The best-established risk factor for pancreatic cancer is cigarette smoking. There is a dose relationship to the number of cigarettes smoked and the occurrence of pancreatic carcinoma. Its mechanism may be the N-nitroso compounds that can induce pancreatic cancer in laboratory animals and are present in cigarette smoke. These compounds cause hyperplastic changes in the pancreatic ducts, which may be a precursor lesion to ductal adenocarcinoma. Up to 25 % of pancreatic carcinoma is believed to be attributable to cigarette smoking. This relationship to cigarette smoking probably accounts for the increasing frequency of cases in women. A 15-year period must elapse from the time the patient quits heavy cigarette smoking until the risk falls to a level compatible with those who have never smoked, and a 5-year period is needed for the fall in risk after decreased cigarette usage.

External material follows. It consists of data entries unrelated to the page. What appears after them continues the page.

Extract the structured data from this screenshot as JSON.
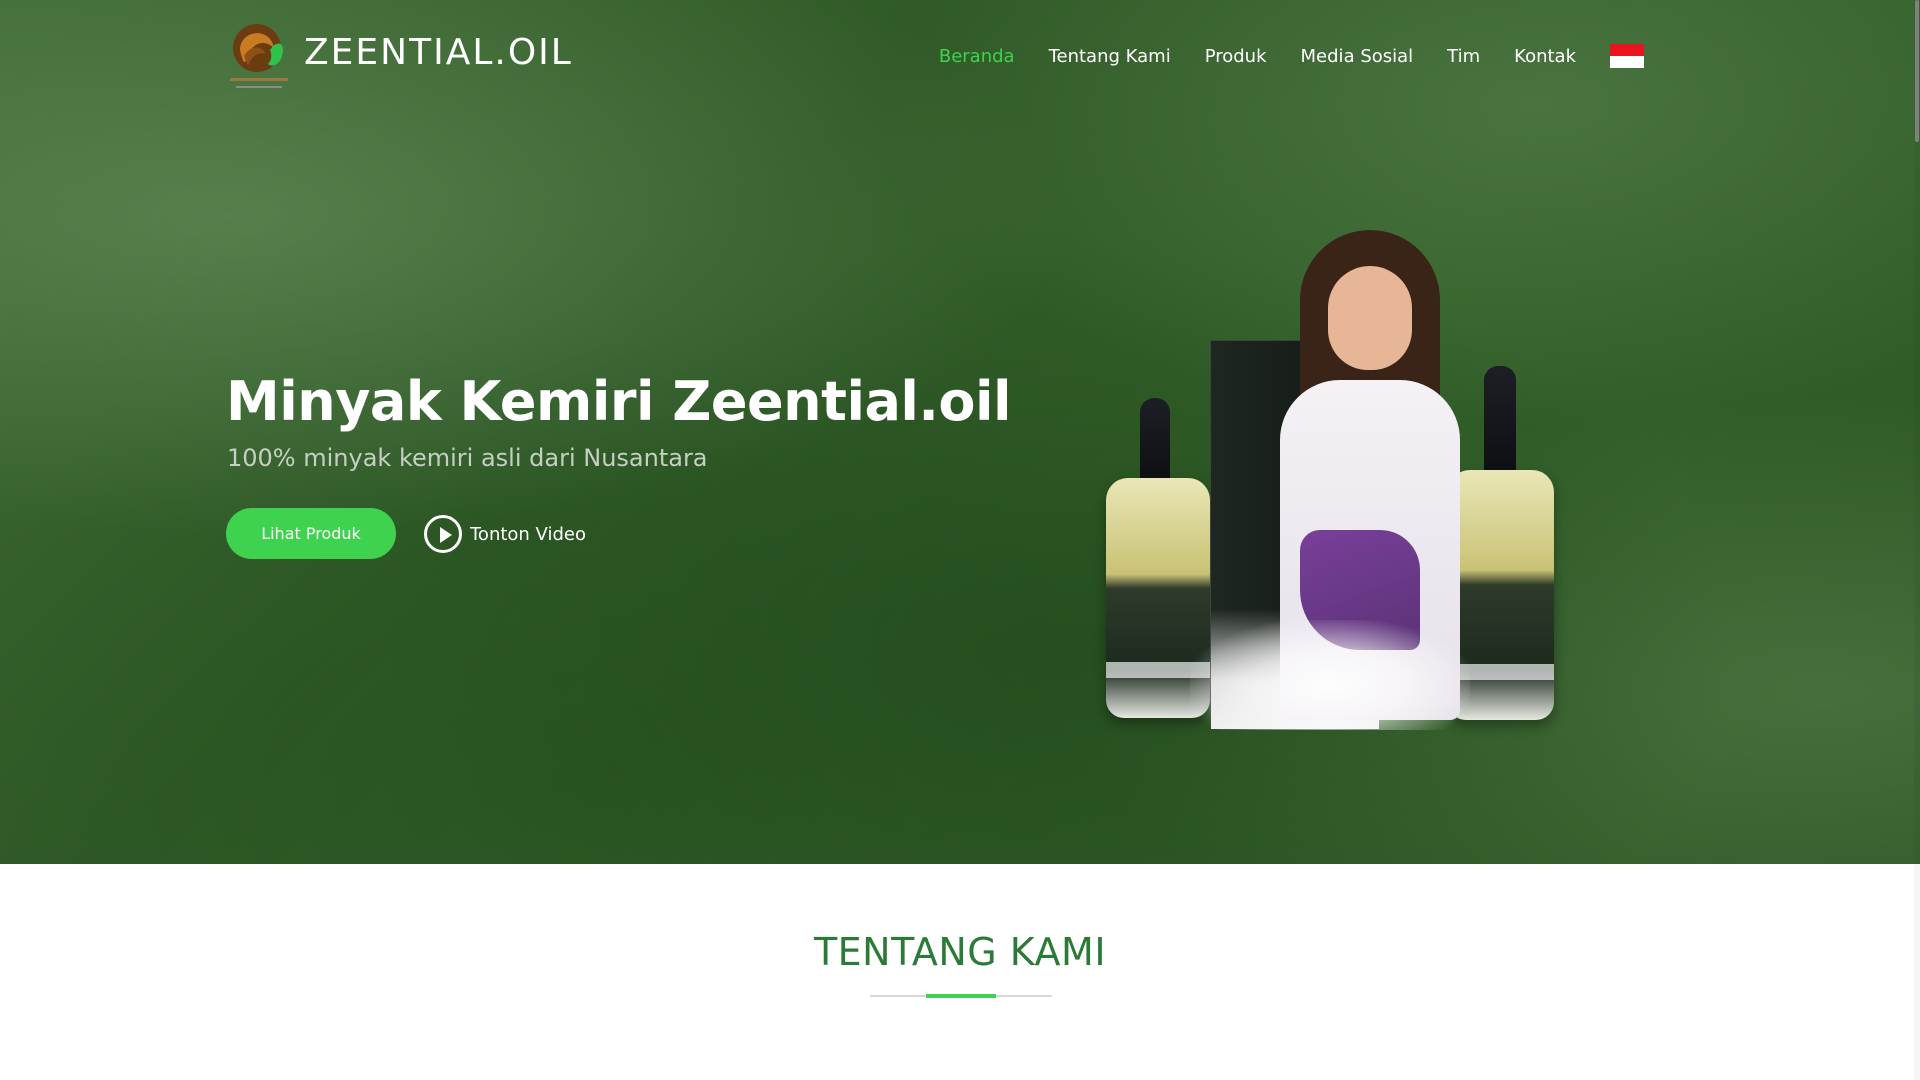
{
  "header": {
    "logo_text": "ZEENTIAL.OIL",
    "nav": {
      "items": [
        {
          "label": "Beranda",
          "active": true
        },
        {
          "label": "Tentang Kami",
          "active": false
        },
        {
          "label": "Produk",
          "active": false
        },
        {
          "label": "Media Sosial",
          "active": false
        },
        {
          "label": "Tim",
          "active": false
        },
        {
          "label": "Kontak",
          "active": false
        }
      ],
      "language_flag": "indonesia-flag"
    }
  },
  "hero": {
    "title": "Minyak Kemiri Zeential.oil",
    "subtitle": "100% minyak kemiri asli dari Nusantara",
    "primary_button": "Lihat Produk",
    "video_link": "Tonton Video"
  },
  "about": {
    "heading": "TENTANG KAMI"
  },
  "colors": {
    "accent_green": "#3ed24e",
    "heading_green": "#2c7a38",
    "hero_background": "#2f5a27",
    "flag_red": "#e8141f"
  },
  "icons": {
    "play": "play-circle-icon",
    "logo": "logo-emblem-icon"
  }
}
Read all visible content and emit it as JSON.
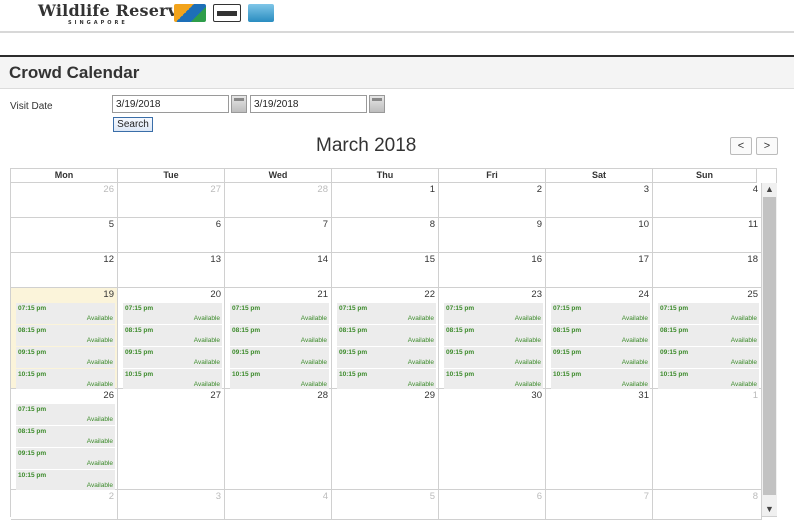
{
  "brand": {
    "name": "Wildlife Reserves",
    "sub": "SINGAPORE"
  },
  "panel": {
    "title": "Crowd Calendar"
  },
  "form": {
    "visit_label": "Visit Date",
    "date_from": "3/19/2018",
    "date_to": "3/19/2018",
    "search_label": "Search"
  },
  "calendar": {
    "month_title": "March 2018",
    "prev_label": "<",
    "next_label": ">",
    "days_of_week": [
      "Mon",
      "Tue",
      "Wed",
      "Thu",
      "Fri",
      "Sat",
      "Sun"
    ],
    "weeks": [
      {
        "days": [
          {
            "n": "26",
            "other": true
          },
          {
            "n": "27",
            "other": true
          },
          {
            "n": "28",
            "other": true
          },
          {
            "n": "1"
          },
          {
            "n": "2"
          },
          {
            "n": "3"
          },
          {
            "n": "4"
          }
        ]
      },
      {
        "days": [
          {
            "n": "5"
          },
          {
            "n": "6"
          },
          {
            "n": "7"
          },
          {
            "n": "8"
          },
          {
            "n": "9"
          },
          {
            "n": "10"
          },
          {
            "n": "11"
          }
        ]
      },
      {
        "days": [
          {
            "n": "12"
          },
          {
            "n": "13"
          },
          {
            "n": "14"
          },
          {
            "n": "15"
          },
          {
            "n": "16"
          },
          {
            "n": "17"
          },
          {
            "n": "18"
          }
        ]
      },
      {
        "days": [
          {
            "n": "19",
            "today": true,
            "slots": true
          },
          {
            "n": "20",
            "slots": true
          },
          {
            "n": "21",
            "slots": true
          },
          {
            "n": "22",
            "slots": true
          },
          {
            "n": "23",
            "slots": true
          },
          {
            "n": "24",
            "slots": true
          },
          {
            "n": "25",
            "slots": true
          }
        ]
      },
      {
        "days": [
          {
            "n": "26",
            "slots": true
          },
          {
            "n": "27"
          },
          {
            "n": "28"
          },
          {
            "n": "29"
          },
          {
            "n": "30"
          },
          {
            "n": "31"
          },
          {
            "n": "1",
            "other": true
          }
        ]
      },
      {
        "days": [
          {
            "n": "2",
            "other": true
          },
          {
            "n": "3",
            "other": true
          },
          {
            "n": "4",
            "other": true
          },
          {
            "n": "5",
            "other": true
          },
          {
            "n": "6",
            "other": true
          },
          {
            "n": "7",
            "other": true
          },
          {
            "n": "8",
            "other": true
          }
        ]
      }
    ],
    "slot_times": [
      "07:15 pm",
      "08:15 pm",
      "09:15 pm",
      "10:15 pm"
    ],
    "slot_status": "Available"
  },
  "colors": {
    "available": "#3b8a2a",
    "today": "#fbf4da"
  }
}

There is an inherited predisposition to developing pancreatic carcinoma in some families, as pancreatic carcinoma had occurred through three generations. In addition, pancreatic carcinoma occurs in those who have chronic familial relapsing pancreatitis. Chronic familial relapsing pancreatitis, so-called hereditary pancreatitis, is inherited as an autosomal dominant trait with apparent complete penetrance. Symptoms of abdominal pain are the most prominent clinical manifestations and frequently begin in childhood (mean age 10 years). The prevalence rate of cancer is 20 % (see the article on hereditary pancreatitis elsewhere in this issue). Pancreatic cancer also occurs as part of the tumor spectrum in hereditary, nonpolyposis colorectal cancer (Lynch II variant), Gardner's syndrome, and a subset of familial and atypical multiple mole melanoma (FAMMM) syndrome kindreds. There is an association between p16 ink4 gene (MTS 1 gene) mutation and pancreatic cancer and familial melanoma. This gene is thought to function as a tumor-suppressor gene, and mutation is believed to result in unregulated cellular expression and tumor formation. In addition, there is a familial association of pancreatic cancer and extrapancreatic cancer, such as the breast and ovary.